9. pd[i][j] = number os subsequences of s[1,...,i] forming t[1,..,j]

pd[i][j] = pd[i-1][j] + pd[i-1][j-1], s[i] == t[j]
pd[i-1][j], otherwise

10. @imavalon.... u misinterpreted the question with lcs ... can u elaborate a little ..

11. pd[i][j] = number os subsequences of s[1,...,i] forming t[1,..,j]

we have two alternatives: or s[i] = t[j] holds or it does not.
if s[i] is different of t[j], then the number of subsequences of s[1,...,i] forming t[1,..,j] is the same as the number of subsequences of s[1,...,i-1] forming t[1,..,j] (pd[i-1][j]).
if s[i] = t[j] then additionally we can append the element t[j] to each subsequence from s[1,...,i-1] that forms t[1,...,j-1] (pd[i-1][j-1]), obtaining new subsequences not yet counted. thus:
pd[i][j] = pd[i-1][j] + pd[i-1][j-1], if s[i] == t[j]
pd[i][j] = pd[i-1][j], otherwise

12. what do you think?

13. @imavalon .. correct approach .. landimatte has provided a more lucid explanation for the same thing and you have provided a more cleaner code .... Cheers !!!

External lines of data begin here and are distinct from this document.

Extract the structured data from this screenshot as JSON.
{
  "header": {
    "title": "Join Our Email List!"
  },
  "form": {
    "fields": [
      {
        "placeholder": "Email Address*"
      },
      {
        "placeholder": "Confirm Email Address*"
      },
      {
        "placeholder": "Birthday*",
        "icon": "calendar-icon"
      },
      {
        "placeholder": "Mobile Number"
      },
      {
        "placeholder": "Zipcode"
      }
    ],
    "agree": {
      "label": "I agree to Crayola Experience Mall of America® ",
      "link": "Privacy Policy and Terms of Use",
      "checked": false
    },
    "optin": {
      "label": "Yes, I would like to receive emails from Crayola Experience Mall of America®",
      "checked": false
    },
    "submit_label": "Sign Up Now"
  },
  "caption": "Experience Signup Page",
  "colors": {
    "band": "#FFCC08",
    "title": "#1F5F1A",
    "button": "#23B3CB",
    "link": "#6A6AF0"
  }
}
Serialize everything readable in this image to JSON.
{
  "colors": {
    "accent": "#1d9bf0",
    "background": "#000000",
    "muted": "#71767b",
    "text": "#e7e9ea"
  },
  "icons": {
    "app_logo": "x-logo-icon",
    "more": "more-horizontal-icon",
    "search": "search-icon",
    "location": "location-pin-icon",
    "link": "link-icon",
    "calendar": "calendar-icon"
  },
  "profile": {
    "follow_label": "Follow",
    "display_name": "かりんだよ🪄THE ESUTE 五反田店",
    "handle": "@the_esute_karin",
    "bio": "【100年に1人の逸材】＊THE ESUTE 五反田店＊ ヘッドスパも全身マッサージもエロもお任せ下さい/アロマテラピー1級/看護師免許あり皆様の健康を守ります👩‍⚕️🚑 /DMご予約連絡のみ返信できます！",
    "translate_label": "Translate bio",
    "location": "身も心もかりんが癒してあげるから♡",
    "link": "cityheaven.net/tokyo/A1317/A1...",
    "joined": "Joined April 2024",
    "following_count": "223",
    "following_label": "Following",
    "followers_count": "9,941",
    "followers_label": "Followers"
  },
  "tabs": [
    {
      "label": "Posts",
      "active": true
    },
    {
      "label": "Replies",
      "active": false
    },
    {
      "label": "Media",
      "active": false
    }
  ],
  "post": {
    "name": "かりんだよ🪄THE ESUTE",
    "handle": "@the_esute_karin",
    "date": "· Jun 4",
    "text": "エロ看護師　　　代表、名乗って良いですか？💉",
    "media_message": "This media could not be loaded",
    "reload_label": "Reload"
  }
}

14. I think imavalon your solution is wrong .. imagine the example ladimatte sent - count abca in abbccca; i am getting the following table:

j 1 2 3 4
------------------
1 | 1 0 0 0
2 | 1 1 0 0
3 | 1 1 0 0
4 | 1 1 0 0
5 | 1 1 0 0
6 | 1 1 0 0
7 | 1 1 0 0
i

15. my fault, sorry :-) The table should be looking that way:

j 1 2 3 4
------------------
1 | 1 0 0 0
2 | 1 1 0 0
3 | 1 2 0 0
4 | 1 2 2 0
5 | 1 2 4 0
6 | 1 2 6 0
7 | 1 2 6 6
i

16. And all these solutions can be optimized to use just O(t) memory, letting time at O(st)

17. can u explain ur approach ?

Regards

18. its easy to implement it with O(t) memory:
s = sequence (indexed from 1 to |s|)
t = subsequence (indexed from 1 to |t|)

int pd[|t|];
pd = 1;
for(int i = 1; i <= |s|; i++){
for(int j = min(i, |t|); j >= 1; j--){
if(s[i] == t[j]){
pd[j] = pd[j]+pd[j-1];
}
}
}